Almost 50% complete remission post operatively was obtained and no patient needed steroids or IVIG rescue in current study suggesting a good response to this surgery in most patients. Available literature suggest an extremely variable rates of complete remission (7-63%) (24).
Recent advances in minimally invasive surgeries include the use of uniportal technique, additional access via right chest port (bilateral) to improve dissection of the anterior mediastinal fat, 3D monitors to improve visualisation and Robotic thymectomy. The superiority of any of these techniques above conventional VATS thymectomy is yet to be proven (25),(27).
The rarity of these tumours along with varied techniques are definite barrier against performing a multi-institutional randomised controlled trial to compare VATS and open trans-sternal thymectomies. Until such definite evidence is available, carefully selected patients of early stage thymoma with or without myasthenia gravis should be given a chance to undergo VATS thymectomy as it has been shown in most single institutional trials to be equivalent in treatment of myasthenia gravis and thymoma, while decreasing the morbidity and hospital stay.
Lack of a similar control group undergoing open trans-sternal thymectomy and a small sample size limit the capability of making definite recommendations in favour of video assisted thymectomy in this study.

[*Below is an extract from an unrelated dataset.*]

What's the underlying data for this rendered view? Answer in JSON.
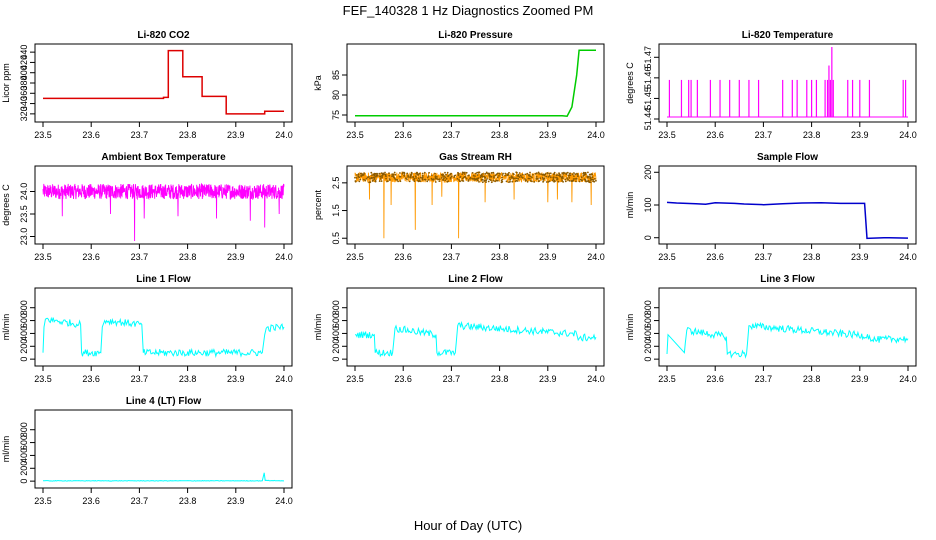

Minimally invasive techniques such as video assisted thymectomies, with its inherent low morbidity and excellent remission rates, if performed in properly selected patients have the potential to revolutionise the multimodal and often complex management of early stage thymoma with myasthenia gravis. However, caution is advised as these are technically demanding surgeries with a learning curve and should be performed at tertiary care centres with adequate Intensive Care Unit (ICU) facilities and multidisciplinary team approach.